To meet his summary judgment burden, Plaintiff must produce some evidence from which the intent to annoy, abuse, or harass may be inferred. This intent may be inferred from the frequency, pattern, or sub-stance of the telephone calls that he received from the debt collector or the place to which the calls were made. See Kerwin v. Remittance Assistance Corp., 559 F.Supp.2d 1117, 1124 (D.Nev.2008); Akalwadi v. Risk Mgmt. Alternatives, Inc., 336 F.Supp.2d 492, 505 (D.Md.2004). There is no bright line rule as to the specific amount or pattern of calls sufficient to raise a fact issue regarding the intent to annoy, abuse, or harass; courts simply disagree on the amount or pattern of calls needed to raise a triable fact issue. See Smith v. ProCollect, Inc., 2011 WL 1375667, at *4 (E.D.Tex. Apr.12, 2011) (pointing out disagreement); Krapf v.

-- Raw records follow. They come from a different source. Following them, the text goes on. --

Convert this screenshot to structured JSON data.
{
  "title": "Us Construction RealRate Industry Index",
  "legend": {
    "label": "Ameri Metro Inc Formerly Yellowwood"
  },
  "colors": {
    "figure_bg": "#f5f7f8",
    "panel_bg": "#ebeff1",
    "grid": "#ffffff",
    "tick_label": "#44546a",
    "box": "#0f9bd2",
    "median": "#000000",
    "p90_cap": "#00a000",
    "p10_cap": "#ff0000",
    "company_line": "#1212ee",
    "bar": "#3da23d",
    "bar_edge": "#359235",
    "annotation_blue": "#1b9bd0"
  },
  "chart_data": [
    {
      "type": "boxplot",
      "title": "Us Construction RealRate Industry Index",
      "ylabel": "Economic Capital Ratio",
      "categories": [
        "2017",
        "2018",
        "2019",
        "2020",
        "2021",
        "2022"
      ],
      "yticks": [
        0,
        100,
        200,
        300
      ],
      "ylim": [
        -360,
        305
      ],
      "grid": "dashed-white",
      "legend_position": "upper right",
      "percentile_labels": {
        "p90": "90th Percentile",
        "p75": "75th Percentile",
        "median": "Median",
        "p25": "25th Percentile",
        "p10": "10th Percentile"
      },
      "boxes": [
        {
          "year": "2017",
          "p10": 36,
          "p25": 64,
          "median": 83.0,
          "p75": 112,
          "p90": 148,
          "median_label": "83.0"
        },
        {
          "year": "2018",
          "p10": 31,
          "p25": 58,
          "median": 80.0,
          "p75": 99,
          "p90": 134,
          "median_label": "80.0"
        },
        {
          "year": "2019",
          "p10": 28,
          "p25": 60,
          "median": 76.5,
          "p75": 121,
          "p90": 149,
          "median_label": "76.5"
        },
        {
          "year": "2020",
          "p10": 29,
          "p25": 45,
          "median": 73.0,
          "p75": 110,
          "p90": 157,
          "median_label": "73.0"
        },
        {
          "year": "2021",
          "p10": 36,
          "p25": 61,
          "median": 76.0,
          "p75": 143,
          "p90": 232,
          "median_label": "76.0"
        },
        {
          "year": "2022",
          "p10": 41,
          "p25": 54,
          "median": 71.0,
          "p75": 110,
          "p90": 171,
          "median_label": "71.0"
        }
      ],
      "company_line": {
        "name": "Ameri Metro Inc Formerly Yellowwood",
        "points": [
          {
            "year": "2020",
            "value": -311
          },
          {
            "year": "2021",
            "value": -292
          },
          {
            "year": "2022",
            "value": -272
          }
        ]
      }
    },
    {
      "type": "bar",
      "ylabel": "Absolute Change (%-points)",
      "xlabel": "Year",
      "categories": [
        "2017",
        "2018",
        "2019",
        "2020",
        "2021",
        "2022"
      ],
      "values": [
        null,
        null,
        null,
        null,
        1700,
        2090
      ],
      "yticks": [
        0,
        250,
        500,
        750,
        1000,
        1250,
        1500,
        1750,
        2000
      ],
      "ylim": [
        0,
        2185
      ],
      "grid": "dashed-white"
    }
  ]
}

Nationwide Credit Inc., 2010 WL 2025323, at *3–4 (C.D.Cal., May 21, 2010) (illustrating it).    Plaintiff proffers his affidavit testimony showing that the agency called him up to three times a day, up to five days a week, and called him before 8:00 a.m. and after 9:00 p.m.; his call log showing that during a seventy-three day window between October 25, 2009 and January 6, 2010, the agency placed at least thirty-three calls to him, with three calls a day on at least two occasions; and his deposition testimony showing that the agency called him more than once a week, at least five times a week, and that every time he spoke to an agency representative, he told him or her to stop calling him. Viewing this evidence in the light most favorable to Plaintiff, there is a material fact issue as to whether the agency called him constantly and continuously with the intent to harass, abuse, or oppress. Because of this triable fact issue, the agency is not entitled to summary judgment on Plaintiff’s §§ 1692d and 1692d(5) claims.